The New York Times reported last week that only 26 percent of the nation’s adults eat vegetables three or more times a day. Despite the increasing availability of pre-cut, pre-washed fruits and veggies on the one hand, and the proliferation of greenmarkets, heirloom vegetables, and urban farms on the other, our consumption of fruits and vegetables had barely budged since 2000.

The article itself offers a hint at one thing that may be preventing Americans from eating enough fruits and vegetables: lack of cooking skills. As one Greenpoint, Brooklyn resident commented to the Times, unhealthy eating is “just like any other bad habit. Part of it is just that vegetables are a little intimidating. I’m not afraid of zucchinis, but I just don’t know how to cook them.” Even a well-intentioned eater will let kohlrabi languish in their produce drawer if she doesn’t know how to cook it.

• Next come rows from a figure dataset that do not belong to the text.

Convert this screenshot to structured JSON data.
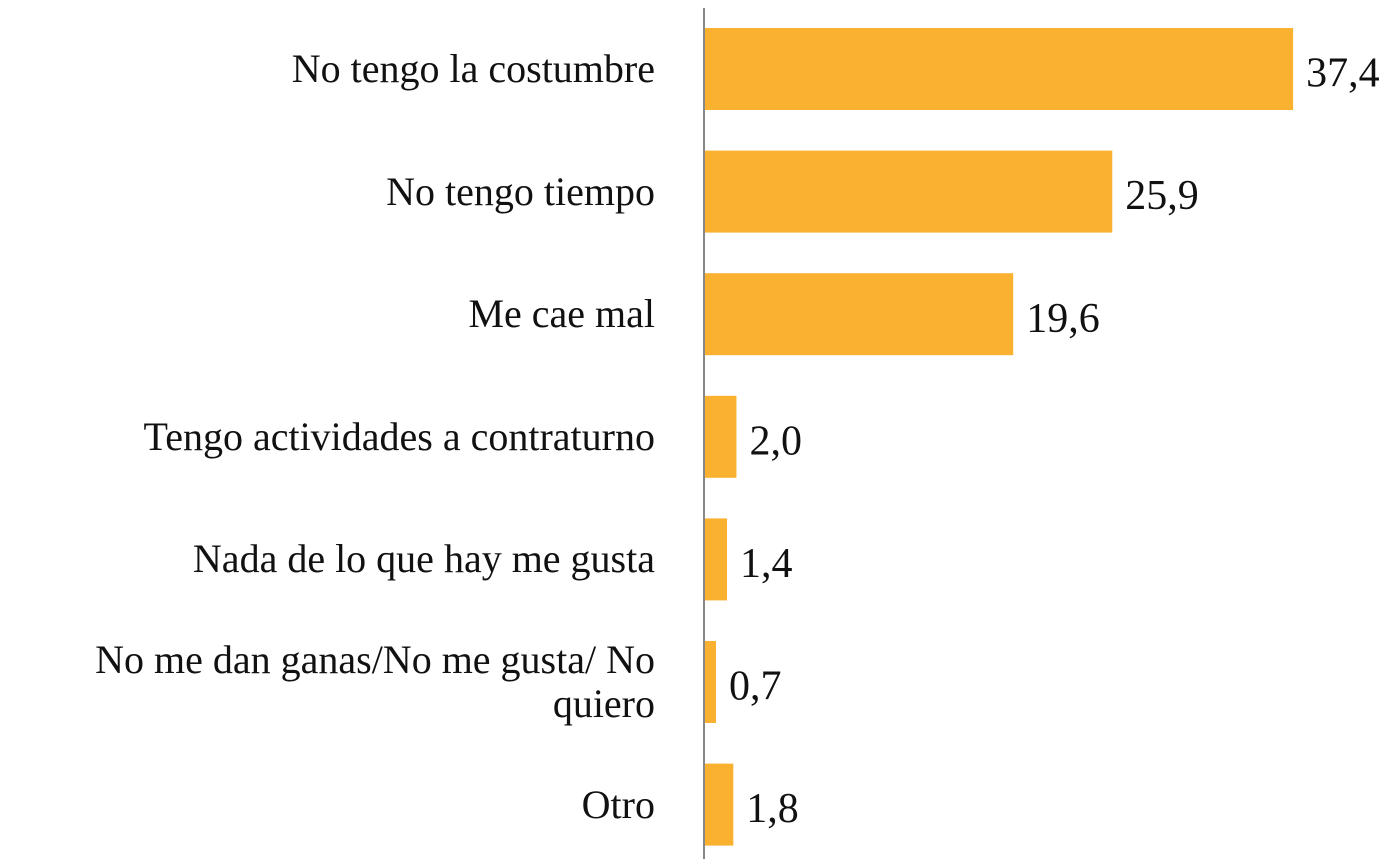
{
  "chart_data": {
    "type": "barh",
    "categories": [
      "No tengo la costumbre",
      "No tengo tiempo",
      "Me cae mal",
      "Tengo actividades a contraturno",
      "Nada de lo que hay me gusta",
      "No me dan ganas/No me gusta/ No quiero",
      "Otro"
    ],
    "values": [
      37.4,
      25.9,
      19.6,
      2.0,
      1.4,
      0.7,
      1.8
    ],
    "value_labels": [
      "37,4",
      "25,9",
      "19,6",
      "2,0",
      "1,4",
      "0,7",
      "1,8"
    ],
    "color": "#fbb130",
    "xlim": [
      0,
      40
    ]
  }
}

In the long term, researchers should try to identify the rate limiting steps that encourage us to skip the carrot soup in favor of the pasta or potato chip. In the short term, however, nonprofits and government should investigate whether cooking classes could help bridge the gap from grocery to table. Such efforts could range from simple solutions, like handing out recipes and performing cooking demonstrations at Greenmarkets, to re-examining home economics curriculums in high schools and middle schools.